District Receives Donation for Hope Squad from AB Korkor Foundation

District Receives Donation for Hope Squad from AB Korkor Foundation
Posted on 09/14/2020
This is the image for the news article titled District Receives Donation for Hope Squad from AB Korkor Foundation

The West Allis-West Milwaukee School District received a $9,000 donation from AB Korkor Foundation to help support the implementation of Hope Squads in each secondary school.

The mission of the AB Korkor Foundation to raise awareness, remove stigma and enforce the role of physical wellness in mental health. The foundation established by Dr. Adel B. Korkor, M.D. is committed to addressing issues surrounding mental health and the painful, pervasive struggle of patients with mental illness from stigma, limited access to care and inadequate insurance coverage.

Hope Squads

The Hope Squad program began in Provo City School District, the tenth largest school district in Utah, is home to Brigham Young University and considered one of the most family-oriented communities in the West.  For many years, youth suicide was a silent tragedy. Provo was averaging one to two youth suicides a year for over twelve years, including the death of a fourth-grader who took his life on the school campus.

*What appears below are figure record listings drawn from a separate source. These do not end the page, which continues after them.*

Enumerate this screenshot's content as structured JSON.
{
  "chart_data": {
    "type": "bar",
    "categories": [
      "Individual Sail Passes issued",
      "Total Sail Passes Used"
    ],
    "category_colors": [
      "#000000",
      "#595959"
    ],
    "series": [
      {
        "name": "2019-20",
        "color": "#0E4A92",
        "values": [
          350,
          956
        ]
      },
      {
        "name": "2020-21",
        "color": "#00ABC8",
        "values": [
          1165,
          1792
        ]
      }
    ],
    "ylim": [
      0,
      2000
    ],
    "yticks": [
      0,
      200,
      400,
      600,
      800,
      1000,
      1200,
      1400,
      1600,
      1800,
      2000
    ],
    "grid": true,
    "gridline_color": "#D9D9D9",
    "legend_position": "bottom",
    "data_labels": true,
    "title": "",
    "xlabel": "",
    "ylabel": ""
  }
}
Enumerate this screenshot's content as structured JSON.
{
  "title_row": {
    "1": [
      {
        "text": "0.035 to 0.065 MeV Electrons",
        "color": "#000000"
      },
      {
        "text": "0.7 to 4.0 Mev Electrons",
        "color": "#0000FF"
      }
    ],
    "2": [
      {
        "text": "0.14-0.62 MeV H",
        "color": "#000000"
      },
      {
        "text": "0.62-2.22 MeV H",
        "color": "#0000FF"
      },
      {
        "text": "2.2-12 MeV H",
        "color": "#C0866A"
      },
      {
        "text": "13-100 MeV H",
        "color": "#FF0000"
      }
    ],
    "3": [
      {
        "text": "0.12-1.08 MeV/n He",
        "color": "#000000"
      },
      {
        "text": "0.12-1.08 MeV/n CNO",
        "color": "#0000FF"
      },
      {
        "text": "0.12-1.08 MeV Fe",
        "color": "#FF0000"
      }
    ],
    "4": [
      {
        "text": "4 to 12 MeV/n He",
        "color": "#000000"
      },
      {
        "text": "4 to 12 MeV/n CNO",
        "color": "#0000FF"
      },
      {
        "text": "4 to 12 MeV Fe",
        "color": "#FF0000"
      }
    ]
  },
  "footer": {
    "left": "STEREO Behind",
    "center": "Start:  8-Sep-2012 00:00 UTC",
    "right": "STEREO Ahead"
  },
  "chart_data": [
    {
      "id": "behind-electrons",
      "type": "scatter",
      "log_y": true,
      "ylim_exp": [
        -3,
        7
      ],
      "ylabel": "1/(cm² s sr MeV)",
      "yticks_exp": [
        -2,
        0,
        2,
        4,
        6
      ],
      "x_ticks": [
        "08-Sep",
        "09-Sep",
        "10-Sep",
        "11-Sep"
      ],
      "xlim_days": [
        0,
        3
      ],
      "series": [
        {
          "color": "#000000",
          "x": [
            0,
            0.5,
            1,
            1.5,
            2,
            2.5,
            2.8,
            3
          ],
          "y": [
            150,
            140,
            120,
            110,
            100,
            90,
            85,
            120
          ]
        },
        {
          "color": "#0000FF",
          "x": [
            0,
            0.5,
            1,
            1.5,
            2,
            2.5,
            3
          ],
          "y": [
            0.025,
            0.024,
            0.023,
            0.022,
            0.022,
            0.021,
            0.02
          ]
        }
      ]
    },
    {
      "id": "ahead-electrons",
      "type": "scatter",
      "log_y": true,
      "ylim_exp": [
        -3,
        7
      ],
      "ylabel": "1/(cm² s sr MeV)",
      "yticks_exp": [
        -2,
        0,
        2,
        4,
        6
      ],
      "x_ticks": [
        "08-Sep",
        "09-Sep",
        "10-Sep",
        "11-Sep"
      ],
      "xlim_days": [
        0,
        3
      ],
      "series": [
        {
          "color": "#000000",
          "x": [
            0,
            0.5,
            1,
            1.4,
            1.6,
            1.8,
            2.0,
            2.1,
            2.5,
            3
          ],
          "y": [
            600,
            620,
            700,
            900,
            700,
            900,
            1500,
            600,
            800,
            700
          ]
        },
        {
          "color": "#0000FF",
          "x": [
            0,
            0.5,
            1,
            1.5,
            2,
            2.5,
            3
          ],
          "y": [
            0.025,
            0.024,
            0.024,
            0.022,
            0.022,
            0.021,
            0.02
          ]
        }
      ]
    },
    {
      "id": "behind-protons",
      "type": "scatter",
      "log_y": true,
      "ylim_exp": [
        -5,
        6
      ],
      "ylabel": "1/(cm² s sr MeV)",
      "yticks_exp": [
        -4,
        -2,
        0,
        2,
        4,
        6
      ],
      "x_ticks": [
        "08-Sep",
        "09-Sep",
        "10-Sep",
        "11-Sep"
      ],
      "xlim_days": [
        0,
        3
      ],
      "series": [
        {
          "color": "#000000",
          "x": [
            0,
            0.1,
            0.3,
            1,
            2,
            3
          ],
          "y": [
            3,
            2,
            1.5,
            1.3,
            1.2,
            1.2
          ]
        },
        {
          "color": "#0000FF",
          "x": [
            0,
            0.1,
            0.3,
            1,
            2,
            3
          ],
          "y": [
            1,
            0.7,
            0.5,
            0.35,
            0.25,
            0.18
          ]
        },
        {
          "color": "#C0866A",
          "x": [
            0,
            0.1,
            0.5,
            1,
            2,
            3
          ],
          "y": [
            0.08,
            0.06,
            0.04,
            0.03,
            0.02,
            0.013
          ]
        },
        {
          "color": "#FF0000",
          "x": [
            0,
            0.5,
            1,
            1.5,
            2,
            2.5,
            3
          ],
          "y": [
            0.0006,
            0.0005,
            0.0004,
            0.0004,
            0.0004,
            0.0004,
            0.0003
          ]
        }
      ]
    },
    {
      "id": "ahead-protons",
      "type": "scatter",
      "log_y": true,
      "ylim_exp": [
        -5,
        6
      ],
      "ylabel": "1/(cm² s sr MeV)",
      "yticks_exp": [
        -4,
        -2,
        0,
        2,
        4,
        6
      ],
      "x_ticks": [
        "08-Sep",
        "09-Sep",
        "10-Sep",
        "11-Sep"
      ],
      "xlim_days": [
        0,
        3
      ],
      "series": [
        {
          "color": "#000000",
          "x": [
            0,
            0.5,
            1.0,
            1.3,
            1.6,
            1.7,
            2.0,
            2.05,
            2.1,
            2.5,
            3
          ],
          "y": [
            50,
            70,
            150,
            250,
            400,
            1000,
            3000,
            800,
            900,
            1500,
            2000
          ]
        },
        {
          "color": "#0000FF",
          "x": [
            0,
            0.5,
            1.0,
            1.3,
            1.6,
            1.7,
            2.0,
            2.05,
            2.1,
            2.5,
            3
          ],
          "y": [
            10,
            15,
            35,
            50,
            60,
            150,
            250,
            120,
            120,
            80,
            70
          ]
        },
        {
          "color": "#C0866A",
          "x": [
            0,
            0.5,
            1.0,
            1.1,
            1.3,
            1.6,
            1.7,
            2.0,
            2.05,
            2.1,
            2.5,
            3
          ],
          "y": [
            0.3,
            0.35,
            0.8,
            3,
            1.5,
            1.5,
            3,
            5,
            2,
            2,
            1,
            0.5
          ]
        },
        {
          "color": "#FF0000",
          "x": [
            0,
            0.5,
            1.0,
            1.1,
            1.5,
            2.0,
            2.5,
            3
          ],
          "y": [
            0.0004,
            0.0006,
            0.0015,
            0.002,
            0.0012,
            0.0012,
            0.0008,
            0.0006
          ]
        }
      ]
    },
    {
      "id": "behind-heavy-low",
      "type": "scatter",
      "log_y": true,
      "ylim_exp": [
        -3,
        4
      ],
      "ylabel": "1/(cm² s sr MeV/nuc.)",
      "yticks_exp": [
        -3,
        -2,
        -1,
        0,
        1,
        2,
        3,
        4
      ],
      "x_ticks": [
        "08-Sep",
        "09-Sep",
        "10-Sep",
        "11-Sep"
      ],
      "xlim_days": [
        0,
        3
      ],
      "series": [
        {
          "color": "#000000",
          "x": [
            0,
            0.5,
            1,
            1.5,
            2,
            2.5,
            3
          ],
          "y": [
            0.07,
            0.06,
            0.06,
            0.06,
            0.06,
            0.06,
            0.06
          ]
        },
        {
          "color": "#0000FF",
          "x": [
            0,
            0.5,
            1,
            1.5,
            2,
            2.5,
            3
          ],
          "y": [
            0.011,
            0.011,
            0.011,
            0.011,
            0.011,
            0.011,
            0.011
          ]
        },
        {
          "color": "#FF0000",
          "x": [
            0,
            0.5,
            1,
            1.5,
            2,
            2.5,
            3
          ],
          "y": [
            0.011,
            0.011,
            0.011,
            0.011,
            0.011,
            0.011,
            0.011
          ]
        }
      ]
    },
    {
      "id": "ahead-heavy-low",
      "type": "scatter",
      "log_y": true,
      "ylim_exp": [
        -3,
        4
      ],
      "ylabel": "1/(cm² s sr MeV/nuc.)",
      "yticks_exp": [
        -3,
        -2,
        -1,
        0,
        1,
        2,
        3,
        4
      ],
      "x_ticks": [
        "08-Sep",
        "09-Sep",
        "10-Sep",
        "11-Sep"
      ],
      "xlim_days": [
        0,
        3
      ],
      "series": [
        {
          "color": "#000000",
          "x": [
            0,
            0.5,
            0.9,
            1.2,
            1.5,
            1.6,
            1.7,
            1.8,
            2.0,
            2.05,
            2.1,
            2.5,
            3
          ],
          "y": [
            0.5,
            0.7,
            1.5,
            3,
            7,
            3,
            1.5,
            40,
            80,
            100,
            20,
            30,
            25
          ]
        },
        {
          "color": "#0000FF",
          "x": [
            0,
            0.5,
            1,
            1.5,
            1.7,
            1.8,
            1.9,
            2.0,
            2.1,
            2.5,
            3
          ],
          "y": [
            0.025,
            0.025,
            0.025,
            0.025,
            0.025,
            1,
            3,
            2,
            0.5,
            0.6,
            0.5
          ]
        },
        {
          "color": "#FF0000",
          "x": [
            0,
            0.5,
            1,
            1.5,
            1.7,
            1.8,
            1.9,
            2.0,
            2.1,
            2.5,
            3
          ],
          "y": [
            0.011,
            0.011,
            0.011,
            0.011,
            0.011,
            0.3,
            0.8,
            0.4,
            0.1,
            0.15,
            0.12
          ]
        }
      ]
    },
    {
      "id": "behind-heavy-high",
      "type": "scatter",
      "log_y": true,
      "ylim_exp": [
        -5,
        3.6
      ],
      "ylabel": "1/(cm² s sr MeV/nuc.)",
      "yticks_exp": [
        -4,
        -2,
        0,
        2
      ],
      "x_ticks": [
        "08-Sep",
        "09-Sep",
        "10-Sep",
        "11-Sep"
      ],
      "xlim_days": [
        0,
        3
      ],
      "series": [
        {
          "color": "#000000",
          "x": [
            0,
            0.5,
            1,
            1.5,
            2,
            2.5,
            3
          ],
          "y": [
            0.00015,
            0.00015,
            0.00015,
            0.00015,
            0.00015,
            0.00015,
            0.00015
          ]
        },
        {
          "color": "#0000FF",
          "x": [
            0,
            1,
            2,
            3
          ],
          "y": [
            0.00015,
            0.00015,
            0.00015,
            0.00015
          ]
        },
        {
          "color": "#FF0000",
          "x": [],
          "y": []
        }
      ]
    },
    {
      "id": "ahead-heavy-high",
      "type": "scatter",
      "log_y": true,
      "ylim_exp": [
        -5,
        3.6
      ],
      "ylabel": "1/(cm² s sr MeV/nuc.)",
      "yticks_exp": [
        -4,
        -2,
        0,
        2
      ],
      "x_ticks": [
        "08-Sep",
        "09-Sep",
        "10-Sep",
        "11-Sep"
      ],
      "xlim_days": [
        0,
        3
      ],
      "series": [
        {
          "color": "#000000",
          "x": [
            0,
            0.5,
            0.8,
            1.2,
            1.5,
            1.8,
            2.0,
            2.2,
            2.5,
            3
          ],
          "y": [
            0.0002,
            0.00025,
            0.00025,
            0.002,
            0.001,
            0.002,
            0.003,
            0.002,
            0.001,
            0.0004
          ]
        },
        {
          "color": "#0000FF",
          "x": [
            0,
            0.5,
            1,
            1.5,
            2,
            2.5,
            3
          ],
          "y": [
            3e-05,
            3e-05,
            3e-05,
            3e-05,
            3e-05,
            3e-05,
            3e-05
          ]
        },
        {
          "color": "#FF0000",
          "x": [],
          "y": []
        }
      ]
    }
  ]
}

Dr. Gregory A. Hudnall, a high school principal, had dealt with the loss of students to suicide during his tenure. Then in 1997, Dr. Hudnall was contacted by the Provo Police to identify a student who had taken his life in the park next to his school. After working with the police, he returned to his car, threw up, and sobbed over the loss of the student.  While sitting in his car and trying to recover from the experience, he made a vow that he would do everything he could to prevent another child from taking their life. 

The next year, Dr. Hudnall was promoted to the Provo City School District office, which totaled 16,000 students in a community of 120,000 residents. A couple of years later, a community task force was created, bringing together the mayor, city council, mental health agencies, school districts and universities, faith-based organizations, Boy Scouts, Girl Scouts, business leaders, law enforcement, and concerned parents. The task force spent five years creating a volunteer mobile crisis team and educating thousands of residents in suicide prevention. Their mantra became, “While it takes an entire village to raise a child, we believe it takes an entire community to save one!”

The thought was that if successful suicide prevention could happen in Provo, it could be successful anywhere. 

Team leaders visited high schools and talked with students in every English class.  They asked students to name three peers who were kind, easy to talk to, and didn’t bully. After collecting thousands of surveys, the most remarkable thing happened: the same forty names rose to the top!  These students became the first Hope Squad members, trained to identify suicide warning signs in their peers and refer those peers to adults.  

Today, there are Hope Squads in over 800 schools across 25 states and Canada. Their mission is to prevent suicide through public awareness and education, reduce stigma and serve as a resource to those touched by suicide. 

“In West Allis-West Milwaukee we have Hope Squads at each of our secondary schools.  Students are trained to be a resource for their peers. We also organize Hope Week activities and maintain a positive presence in school.  We are a community that cares -- we don’t want any student to feel they are alone when times are rough,” said Director of Leadership and Learning, Deidre Roemer.